From 10 to 25 November 2007.
The opening will host a poetic reading with actress Uta Wagner, Nov 10 at 6 pm.
Open Tuesday to Friday, 3-11pm; Saturday and Sunday, 11am-11pm. Free.
Info, tel. 340.879.83.27 - www.giudecca795.com
German painter and sculptor, Meister lives in Venice; in the Seventies he created a poetic language of his own: "birds" writing and abstract writing, imaginary alphabets made of signs which he inserts in his paintings as fragments or complete poems; they result in charming images enriched by his refined use of color.
Giudecca795, Fondamenta S.Biagio, Venezia
ACTV boat lines 41, 42 or 82, boat stop Palanca
(a few meters from Molino Stucky - Hilton Hotel)
Gerold Rainer Meister (CADAF), born in Westerstede, Germany, is a painter, sculptor, and decorator whose artistic development was greatly influenced by Max Ernst. In the 'seventies, CADAF invented a poetic language of his own: the writing of birds and abstract writing - imaginary alphabets made of symbols which he inserts as fragments or complete poems into his compositions, thus creating evocative images enriched by the refined use of colour (at times brilliant, at times delicate).

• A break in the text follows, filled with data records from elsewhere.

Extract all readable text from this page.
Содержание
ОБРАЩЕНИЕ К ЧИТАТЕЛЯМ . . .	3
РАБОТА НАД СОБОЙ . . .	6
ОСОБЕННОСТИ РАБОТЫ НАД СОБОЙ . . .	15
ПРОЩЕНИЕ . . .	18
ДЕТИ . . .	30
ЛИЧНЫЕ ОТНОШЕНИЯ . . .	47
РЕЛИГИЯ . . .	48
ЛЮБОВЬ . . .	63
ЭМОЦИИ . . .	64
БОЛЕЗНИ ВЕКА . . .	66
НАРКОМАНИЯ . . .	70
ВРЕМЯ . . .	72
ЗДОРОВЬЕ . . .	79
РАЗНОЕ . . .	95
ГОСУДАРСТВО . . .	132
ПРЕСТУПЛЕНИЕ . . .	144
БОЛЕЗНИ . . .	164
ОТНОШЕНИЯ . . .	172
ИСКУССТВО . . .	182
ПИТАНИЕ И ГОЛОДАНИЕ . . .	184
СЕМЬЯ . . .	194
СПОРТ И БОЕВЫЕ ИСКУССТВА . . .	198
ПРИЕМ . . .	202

In 1980, he settled in Venice where he took an interest in Spatialism and, especially, the paintings of Tancredi, while maintaining his relationship with German cultural life. In Italy, his works came to define "poetic art". CADAF then moved to Paris where he develope his research about sculpture, creating the "Spirits" or "Angels" that he realised as sculpture in 1985, back to Venice.
In 1991, he won (with glass master Vittorino Zane) the first prize at Premio di Murano for his glass sculpture "Pesceuomo" (Manfish). From 1993 to 1997, he had one man exhibits in Milan and Venice, and several of his works are displayed in museums and private collections in Italy and around the world.
His creative energy continues to push him in new directions, influenced by an early source of inspiration that is hidden in his pseudonym. Besides being his signature, CADAF stands for Centro di Arti Figurative (Center for Representational Arts), which he founded, and also represents an acronym for a major artist from the German Romanticism movement, Caspar David Friedrich. CADAF's intense images of nature on exhibit at Giudecca 795 seem to approach the "sublime landscapes of Self" by this solitary and intellectual Romantic painter.
The encounter between mankind and nature is the subject of CADAF's latest works: paintings on wood (modern icons of meditation) and oils on canvas (representing deep emotional and sensory relationships). By representing the natural landscape, the Artist aims to eliminate a boundary, and the way in which he mixes colours to obtain something similar to Nature creates a sense of contact that is nearly miraculous.
The scenery is often a forest through which CADAF takes a personal and dreamlike inner path; his loneliness evokes sensations in which everyone can recognise themselves. The Artist represents himself as alone and thoughtful, and his sensitivity immerses itself in natural landscapes whose spaces he modifies to recreate images of inner life using writing that overlaps trees, clouds, and rivers.
The literary texts chosen by CADAF, integrated with his thoroughly personal written language, are the background for the symbols representing a landscape that blends surrealism and realism, painting and poetry.